I've read a lot of questions on stackoverflow regarding html parsing. I've learned that, when possible, we should avoid regex and use a parser instead. I know that there are a lot of Html/Xml parser but I don't know how to use them properly.
Consider this html, parsed through jTidy.
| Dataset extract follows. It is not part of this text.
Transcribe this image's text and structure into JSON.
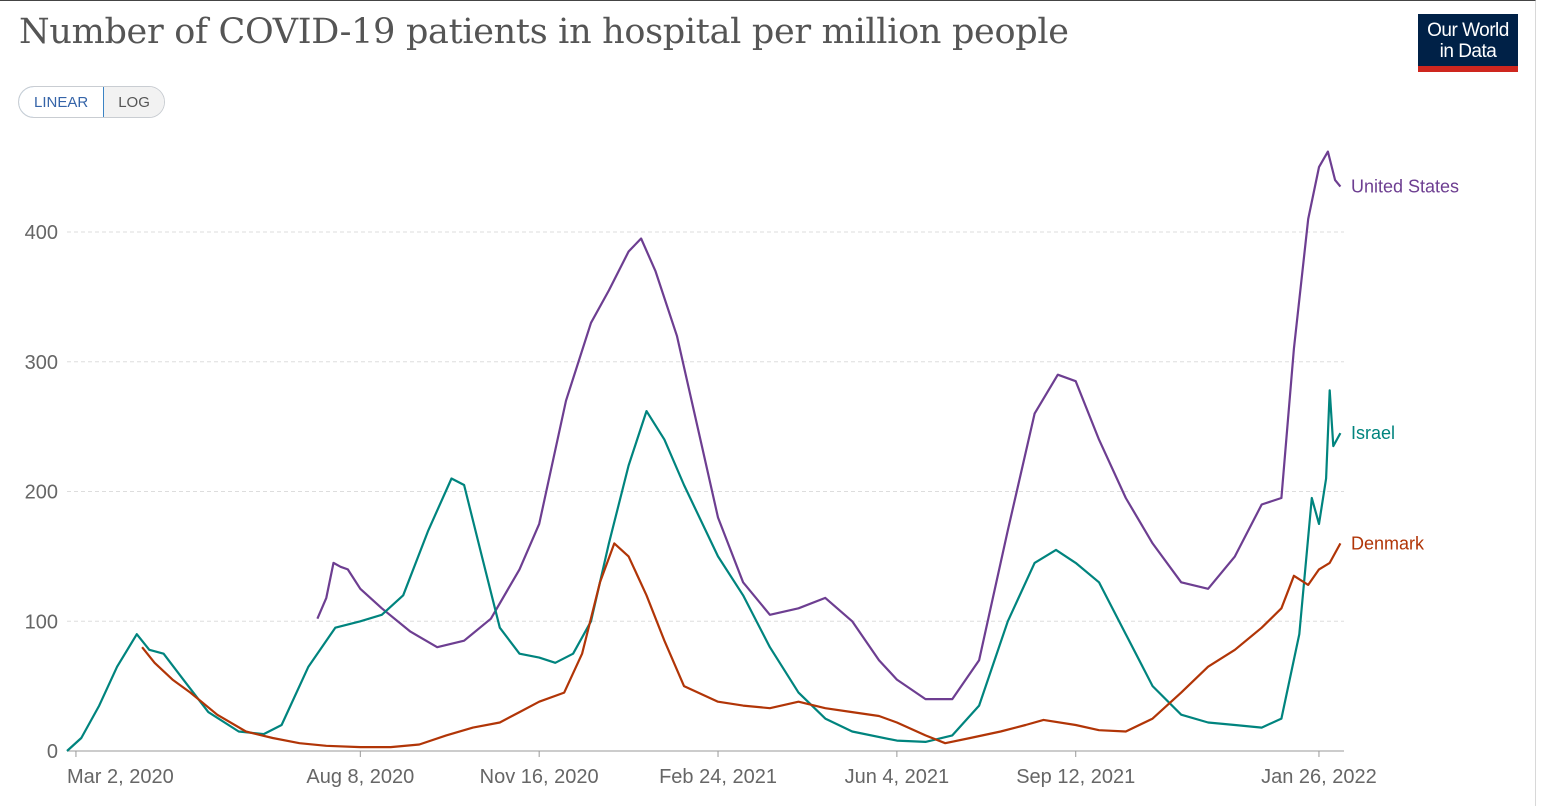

I've got a Document object created by jTidy of this code:
<html xmlns="http://www.w3.org/1999/xhtml" xml:lang="en">
<head>
<!-- Header content -->
</head>
<body>
<div id="container">
<div id="id1"> ... </div>
<div id="id2"> ... </div>
<div id="mainContent">
<div id="section 1">
<div id="subSection">
<!-- Interested part -->
<tbody>
<tr class="success">
<td class="fileName"><span>File One</span></td>
</tr>
<tr class="fail">
<td class="fileName"><span>File Two</span></td>
</tr>
<tr class="success">
<td class="fileName"><span>File Three</span></td>
</tr>
</tbody>
</div>
</div>
</div>
</div>
</body>
Now, I would like to map (in a Map :D ) each filename with its class (success/fail). I can do it with DOM, but I should create a NodeList and for each Element create a new nodelist (lots of memory and boring). There are alternatives like Sax, Xerces etc etc. but I don't know advantages/disadvantages of them.
What is the simplest (and fastest) way to extract those information from the "jTyded" html above?